The law generally requires that a Defendant defend a complaint for foreclosure by responding within twenty (20) calendar days. It is important that you protect your property rights by responding to, and defending the lawsuit. Failure to do so assumes that you "admit" the allegations of the complaint and will result in a default against you. If hiring an experienced litigation attorney is not your choice you can still protect yourself by responding (paragraph by paragraph) to the foreclosure.
File the written response with the court (within 20 calendar days) and send a copy to the bank's attorney.
As stated above the law requires that a Defendant defend a complaint for foreclosure by responding within twenty (20) calendar days. Many fail to respond under the presumption that the result is inevitable, or that a legal defense would be "too expensive". Another typical mistake is assume that telephonic communications are sufficient. It is not. The legal "response" to the court is technical in nature, generally called a pleading and must be in writing.
Confirm the "docketing" of your response.
Failure to respond will result in a Default Final Judgment, without further notice and corresponding sale date, as soon as three (3) weeks later. If the response is properly filed, you as borrower, would achieve additional time within which to attempt to resolve your matter, and/or plan your next move. Therefore, you should confirm that your response made it to the court file. Most, if not all, Florida counties make the civil court "docket" available online. In other words you could check the status/activity of your case online. Make sure that your response is docketed, because otherwise you may be improperly defaulted.
With a defense you may protect your property for some time while you look for solutions. Many people are unaware of the fact that while you are defending your foreclosure lawsuit you preserve all of your of "ownership". In other words, as owner you can still reside at the property, rent it (and collect rents), or attempt resolution with the lender (such as short sales, modifications, etc.).
If you try a "short sale" interview various realtors
When choosing a realtor look at the current inventory of listings the agent represents and ask:
-How many of their properties are currently short sale properties?
-Does the agent have testimonial letters from short sale sellers?
-If an agent says they have sold a number of short sale properties, how many of the transactions were listings sold, not just where they had the buyer.

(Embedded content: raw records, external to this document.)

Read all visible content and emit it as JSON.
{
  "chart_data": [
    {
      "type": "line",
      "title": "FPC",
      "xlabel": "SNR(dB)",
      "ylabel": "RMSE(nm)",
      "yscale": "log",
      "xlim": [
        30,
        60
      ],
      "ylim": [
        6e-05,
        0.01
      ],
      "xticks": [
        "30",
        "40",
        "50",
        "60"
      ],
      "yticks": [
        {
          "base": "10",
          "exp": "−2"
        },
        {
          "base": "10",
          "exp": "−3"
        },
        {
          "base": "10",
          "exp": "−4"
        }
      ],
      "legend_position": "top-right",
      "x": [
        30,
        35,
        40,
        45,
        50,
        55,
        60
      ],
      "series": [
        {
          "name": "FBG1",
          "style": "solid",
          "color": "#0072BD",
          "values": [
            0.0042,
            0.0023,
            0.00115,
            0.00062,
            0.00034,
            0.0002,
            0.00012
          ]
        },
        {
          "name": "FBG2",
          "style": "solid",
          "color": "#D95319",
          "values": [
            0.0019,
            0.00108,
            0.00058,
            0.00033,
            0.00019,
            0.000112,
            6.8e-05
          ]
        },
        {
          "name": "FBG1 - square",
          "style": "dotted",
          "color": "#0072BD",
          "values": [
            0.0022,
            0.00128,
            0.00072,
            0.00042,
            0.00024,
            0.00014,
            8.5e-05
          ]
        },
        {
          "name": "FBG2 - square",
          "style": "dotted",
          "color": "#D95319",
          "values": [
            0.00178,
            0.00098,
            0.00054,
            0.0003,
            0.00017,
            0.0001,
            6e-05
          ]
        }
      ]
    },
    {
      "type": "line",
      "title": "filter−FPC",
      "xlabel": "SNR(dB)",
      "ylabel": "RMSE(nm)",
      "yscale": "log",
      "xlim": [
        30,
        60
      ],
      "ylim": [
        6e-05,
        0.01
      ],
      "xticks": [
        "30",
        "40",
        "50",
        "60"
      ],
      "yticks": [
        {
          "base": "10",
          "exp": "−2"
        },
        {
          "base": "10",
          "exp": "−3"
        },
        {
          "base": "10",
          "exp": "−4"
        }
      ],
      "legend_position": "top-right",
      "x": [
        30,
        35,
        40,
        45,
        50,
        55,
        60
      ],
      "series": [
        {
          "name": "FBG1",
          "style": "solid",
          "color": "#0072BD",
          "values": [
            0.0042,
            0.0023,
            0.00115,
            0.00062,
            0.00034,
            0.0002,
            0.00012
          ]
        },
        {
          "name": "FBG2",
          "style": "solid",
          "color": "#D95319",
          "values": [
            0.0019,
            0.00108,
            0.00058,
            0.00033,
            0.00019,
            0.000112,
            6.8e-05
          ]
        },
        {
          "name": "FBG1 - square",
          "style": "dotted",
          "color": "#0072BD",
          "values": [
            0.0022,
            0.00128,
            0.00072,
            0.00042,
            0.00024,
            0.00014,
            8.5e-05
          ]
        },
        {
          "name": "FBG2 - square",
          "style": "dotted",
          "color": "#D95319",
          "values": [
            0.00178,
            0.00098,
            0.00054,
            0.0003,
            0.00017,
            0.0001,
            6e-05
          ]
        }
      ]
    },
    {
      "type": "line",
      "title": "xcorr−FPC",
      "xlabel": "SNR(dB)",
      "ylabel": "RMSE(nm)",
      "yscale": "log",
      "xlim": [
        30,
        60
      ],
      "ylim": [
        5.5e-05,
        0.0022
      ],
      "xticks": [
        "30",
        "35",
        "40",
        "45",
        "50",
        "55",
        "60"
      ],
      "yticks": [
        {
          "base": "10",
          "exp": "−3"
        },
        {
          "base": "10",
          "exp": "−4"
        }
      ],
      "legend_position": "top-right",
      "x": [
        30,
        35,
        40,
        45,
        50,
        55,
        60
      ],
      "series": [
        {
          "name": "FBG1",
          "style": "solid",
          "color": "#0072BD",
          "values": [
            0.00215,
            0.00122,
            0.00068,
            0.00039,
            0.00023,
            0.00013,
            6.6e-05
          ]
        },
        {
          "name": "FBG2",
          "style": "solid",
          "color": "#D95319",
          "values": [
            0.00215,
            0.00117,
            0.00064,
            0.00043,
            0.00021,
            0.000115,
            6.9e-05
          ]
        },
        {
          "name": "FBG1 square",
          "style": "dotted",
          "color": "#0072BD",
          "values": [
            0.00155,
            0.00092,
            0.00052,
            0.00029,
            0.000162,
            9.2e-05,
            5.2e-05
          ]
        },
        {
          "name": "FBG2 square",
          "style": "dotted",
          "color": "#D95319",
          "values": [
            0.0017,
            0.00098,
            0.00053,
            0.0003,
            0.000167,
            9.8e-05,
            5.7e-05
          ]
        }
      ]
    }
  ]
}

The next step is to price the house properly, according to the market. While many buyers would love to "steal" your property for the lowest price possible, remember that the lender is already going to incur a loss and they are not interested in losing more than they have to.
The last step is to be prepared for challenges in both the short sale process and in the market place. Remember, you have a lot of competition out there and getting a property sold can be tough, especially in a buyer's market. However, choosing the right agent and setting the right price can assist you in selling.
Follow up with the bank/periodically check the docket.
Many lenders have reported that in many cases where a homeowner is delinquent on his or her mortgage, they have been unable to reach the owner to discuss any options. Picking up the phone and placing a call is always in your best interest.
While you work on possible solutions you should periodically (every 7-10 days) check the court's docket for activity. Although you should receive copies of all activity if you respond, mistakes can happen and we've seen this plenty of times. We make it our practice to check for activity in order to avoid surprises.